Скоро они расстались. У Сарычева были основания думать, что она уехала из Петербурга оттого, что испугалась нахлынувшего чувства. Иначе бы им гореть тогда обоим. Некоторое время о Марии ничего не было слышно. До Игната доходили слухи о том, что Мария Феоктистова была избрана в руководство ЦК. Неизвестно, как долго бы она продвигалась и дальше по партийной линии, если бы предметом гласности не стал ее роман с молодым сотрудником, который был младше ее лет на восемь. К тому же он оказался еще и левым эсером.

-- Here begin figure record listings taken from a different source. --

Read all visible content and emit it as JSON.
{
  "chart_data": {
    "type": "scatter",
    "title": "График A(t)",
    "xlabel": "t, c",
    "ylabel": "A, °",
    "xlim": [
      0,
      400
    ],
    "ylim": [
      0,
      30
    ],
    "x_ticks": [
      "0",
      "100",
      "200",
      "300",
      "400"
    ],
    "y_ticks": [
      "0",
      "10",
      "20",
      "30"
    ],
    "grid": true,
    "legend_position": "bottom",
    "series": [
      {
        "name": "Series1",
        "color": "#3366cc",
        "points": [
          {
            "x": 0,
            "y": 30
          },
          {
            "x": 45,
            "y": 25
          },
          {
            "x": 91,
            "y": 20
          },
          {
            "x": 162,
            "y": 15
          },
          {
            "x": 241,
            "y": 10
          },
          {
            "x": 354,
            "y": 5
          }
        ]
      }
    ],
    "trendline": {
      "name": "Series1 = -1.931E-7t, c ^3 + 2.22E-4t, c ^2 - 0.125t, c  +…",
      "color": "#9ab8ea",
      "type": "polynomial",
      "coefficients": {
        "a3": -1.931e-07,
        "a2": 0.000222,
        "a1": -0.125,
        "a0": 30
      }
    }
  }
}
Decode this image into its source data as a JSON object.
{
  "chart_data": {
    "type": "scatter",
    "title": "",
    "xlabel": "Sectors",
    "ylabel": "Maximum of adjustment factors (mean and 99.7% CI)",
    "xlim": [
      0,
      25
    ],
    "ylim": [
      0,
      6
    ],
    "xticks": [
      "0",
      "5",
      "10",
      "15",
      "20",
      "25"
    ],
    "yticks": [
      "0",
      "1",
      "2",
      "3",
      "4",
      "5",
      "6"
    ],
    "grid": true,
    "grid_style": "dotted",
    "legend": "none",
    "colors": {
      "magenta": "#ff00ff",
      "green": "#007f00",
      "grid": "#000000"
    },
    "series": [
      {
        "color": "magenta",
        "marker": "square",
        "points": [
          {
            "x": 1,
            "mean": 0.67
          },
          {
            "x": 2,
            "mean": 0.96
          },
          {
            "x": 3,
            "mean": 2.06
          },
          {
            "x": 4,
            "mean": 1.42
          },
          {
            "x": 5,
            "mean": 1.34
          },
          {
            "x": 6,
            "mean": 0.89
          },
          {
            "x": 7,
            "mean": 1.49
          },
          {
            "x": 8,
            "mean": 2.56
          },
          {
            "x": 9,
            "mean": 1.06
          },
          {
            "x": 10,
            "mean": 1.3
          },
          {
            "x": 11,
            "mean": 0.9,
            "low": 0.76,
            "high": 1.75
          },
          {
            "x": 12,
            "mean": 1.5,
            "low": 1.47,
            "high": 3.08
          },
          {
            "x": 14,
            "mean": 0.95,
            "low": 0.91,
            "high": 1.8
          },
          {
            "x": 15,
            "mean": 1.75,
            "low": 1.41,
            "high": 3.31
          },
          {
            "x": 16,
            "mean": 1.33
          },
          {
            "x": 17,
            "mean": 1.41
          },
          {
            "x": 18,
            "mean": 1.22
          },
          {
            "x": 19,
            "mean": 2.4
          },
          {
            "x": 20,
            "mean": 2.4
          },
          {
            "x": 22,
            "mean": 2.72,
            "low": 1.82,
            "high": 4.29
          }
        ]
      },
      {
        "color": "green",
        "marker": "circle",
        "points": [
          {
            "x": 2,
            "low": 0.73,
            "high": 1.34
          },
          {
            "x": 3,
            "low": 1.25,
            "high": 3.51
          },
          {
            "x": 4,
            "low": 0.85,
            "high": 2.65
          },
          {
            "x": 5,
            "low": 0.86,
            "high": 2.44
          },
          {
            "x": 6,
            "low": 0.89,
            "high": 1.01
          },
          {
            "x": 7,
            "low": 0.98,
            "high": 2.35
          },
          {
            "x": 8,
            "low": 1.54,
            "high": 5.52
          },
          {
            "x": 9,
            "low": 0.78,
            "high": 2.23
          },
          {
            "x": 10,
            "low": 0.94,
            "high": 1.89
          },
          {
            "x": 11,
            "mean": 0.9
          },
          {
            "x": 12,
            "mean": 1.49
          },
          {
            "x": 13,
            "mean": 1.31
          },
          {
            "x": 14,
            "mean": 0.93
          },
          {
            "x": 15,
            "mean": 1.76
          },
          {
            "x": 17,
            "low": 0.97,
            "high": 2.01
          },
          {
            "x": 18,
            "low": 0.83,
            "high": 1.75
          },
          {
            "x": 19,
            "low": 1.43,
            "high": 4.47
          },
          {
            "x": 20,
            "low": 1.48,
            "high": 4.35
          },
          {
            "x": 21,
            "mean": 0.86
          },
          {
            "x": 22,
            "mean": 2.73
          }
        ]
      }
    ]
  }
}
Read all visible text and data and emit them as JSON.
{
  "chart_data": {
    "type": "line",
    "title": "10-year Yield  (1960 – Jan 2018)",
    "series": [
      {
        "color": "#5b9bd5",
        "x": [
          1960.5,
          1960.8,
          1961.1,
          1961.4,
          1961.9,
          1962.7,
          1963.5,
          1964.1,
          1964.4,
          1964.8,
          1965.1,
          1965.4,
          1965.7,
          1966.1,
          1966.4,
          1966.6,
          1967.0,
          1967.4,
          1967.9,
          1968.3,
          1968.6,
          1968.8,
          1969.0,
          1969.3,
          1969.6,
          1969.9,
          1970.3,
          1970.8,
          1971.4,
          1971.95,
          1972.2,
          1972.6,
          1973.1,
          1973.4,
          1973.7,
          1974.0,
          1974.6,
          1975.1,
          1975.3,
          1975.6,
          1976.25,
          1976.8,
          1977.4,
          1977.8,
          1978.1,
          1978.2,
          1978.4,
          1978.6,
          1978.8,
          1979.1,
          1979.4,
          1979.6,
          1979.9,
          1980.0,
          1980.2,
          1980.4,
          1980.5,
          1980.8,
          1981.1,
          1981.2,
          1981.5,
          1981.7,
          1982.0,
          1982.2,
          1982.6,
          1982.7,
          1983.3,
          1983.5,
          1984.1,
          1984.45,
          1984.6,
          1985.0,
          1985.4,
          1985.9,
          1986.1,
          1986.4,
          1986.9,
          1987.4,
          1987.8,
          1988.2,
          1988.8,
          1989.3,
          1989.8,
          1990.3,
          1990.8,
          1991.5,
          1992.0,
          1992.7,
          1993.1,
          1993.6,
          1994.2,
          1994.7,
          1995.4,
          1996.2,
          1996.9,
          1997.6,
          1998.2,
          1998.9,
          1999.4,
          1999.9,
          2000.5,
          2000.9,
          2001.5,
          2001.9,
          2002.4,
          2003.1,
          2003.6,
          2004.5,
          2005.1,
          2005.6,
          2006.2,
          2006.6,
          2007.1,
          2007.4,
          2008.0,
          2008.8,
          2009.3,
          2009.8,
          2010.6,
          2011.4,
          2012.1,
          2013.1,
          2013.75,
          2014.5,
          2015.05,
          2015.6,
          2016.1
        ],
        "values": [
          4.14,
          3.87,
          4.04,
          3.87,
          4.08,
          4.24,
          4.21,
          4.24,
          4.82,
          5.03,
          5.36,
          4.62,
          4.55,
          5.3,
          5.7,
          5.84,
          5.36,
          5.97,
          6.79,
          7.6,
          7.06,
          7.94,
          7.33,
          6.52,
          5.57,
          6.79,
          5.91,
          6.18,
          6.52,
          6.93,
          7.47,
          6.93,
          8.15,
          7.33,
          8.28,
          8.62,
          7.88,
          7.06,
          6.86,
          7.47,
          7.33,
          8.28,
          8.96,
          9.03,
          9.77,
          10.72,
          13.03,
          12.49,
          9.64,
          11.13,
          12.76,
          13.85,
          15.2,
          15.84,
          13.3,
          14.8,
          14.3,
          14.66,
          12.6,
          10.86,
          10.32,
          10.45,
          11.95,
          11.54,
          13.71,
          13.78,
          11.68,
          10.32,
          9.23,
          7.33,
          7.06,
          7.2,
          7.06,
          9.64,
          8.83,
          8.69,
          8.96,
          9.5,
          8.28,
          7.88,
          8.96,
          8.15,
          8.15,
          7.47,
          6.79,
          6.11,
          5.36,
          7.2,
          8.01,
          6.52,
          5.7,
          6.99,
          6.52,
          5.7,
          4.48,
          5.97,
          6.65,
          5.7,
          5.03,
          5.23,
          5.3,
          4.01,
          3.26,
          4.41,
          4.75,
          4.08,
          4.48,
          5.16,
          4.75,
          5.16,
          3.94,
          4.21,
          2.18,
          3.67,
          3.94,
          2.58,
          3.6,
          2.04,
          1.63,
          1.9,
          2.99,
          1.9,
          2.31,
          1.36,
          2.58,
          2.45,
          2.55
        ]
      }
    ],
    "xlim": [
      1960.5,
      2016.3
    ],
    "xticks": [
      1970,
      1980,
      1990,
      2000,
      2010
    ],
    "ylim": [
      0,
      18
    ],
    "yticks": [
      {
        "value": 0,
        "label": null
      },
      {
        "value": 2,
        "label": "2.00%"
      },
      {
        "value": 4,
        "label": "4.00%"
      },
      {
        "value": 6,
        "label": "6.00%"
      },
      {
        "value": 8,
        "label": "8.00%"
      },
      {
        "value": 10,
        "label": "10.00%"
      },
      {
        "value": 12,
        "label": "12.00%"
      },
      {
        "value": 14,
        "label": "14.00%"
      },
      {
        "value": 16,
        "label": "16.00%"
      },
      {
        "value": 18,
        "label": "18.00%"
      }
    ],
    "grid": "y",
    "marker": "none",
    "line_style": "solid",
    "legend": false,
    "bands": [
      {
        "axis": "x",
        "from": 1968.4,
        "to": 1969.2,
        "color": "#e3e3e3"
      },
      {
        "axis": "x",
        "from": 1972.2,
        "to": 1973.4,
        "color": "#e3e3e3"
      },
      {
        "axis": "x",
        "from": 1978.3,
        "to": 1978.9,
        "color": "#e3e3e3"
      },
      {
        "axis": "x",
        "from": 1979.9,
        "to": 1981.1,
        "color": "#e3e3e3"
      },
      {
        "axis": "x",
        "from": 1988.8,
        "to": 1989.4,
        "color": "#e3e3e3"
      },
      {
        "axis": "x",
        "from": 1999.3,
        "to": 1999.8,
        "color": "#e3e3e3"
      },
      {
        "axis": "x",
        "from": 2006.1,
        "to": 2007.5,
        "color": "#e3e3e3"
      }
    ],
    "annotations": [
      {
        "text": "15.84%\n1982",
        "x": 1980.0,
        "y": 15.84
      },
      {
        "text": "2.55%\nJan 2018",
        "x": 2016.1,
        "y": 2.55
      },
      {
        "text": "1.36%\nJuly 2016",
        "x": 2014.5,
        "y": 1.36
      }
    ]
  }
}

Карьера Марии Сергеевны подломилась. И вот теперь ее перевели в московскую Чека в качестве его заместителя. Интересные повороты порой закручивает судьба.
За прошедшую неделю у них так и не нашлось времени, чтобы поговорить пообстоятельнее. Но того чувства, что прежде связывало их, более не возникало. Судьба развела их по разным берегам жизни, позади у каждого была широкая дорога из обид и разочарований.
По праву руководителя Сарычев мог вызвать Марию к себе в кабинет, чем окончательно определил бы их отношения. Она пришла бы, переломив гордыню, но в этом случае между ними установилась бы некоторая патовая ситуация – ни мира, ни войны. А Сарычев склонялся к мирным решениям. И однажды, спустившись на этаж ниже, он обычным просителем постучал в дверь и пригласил Феоктистову отужинать с ним в ближайшую субботу.
То есть сегодня.
Игнат посмотрел на часы. Если сразу отправиться домой, то у него хватит времени, чтобы переодеться. Сарычев хотел отдать распоряжение водителю, чтобы тот заводил машину, но тут увидел, что к подъезду подъехал автомобиль. И понял, что ужину не бывать.
Из автомобиля выскочил возбужденный Петр Самохин и, поправляя на ходу фуражку, выкрикнул:
– Мы нашли Егора Копыто!.. Он сейчас в трактире в Луковом переулке.
Значит, предчувствие не обмануло. Сердце слегка заныло от разочарования. А ведь где-то в глубине души он все-таки рассчитывал, что встретит утро в теплых женских объятиях. Встреча с Марией откладывалась.
Егор Копыто после ареста Кирьяна Курахина возглавил банду и доставлял чекистам немало хлопот. Теперь появилась хорошая возможность поквитаться.
– Кто-нибудь наблюдает за ним?
– Алексей Серяков следит! Мы сначала хотели его брать сразу, но потом решили оставить под наблюдением. Может быть, кто-то еще подойдет.
– Едем!.. Неплохо было бы накрыть их всех скопом! – направился Игнат к автомобилю.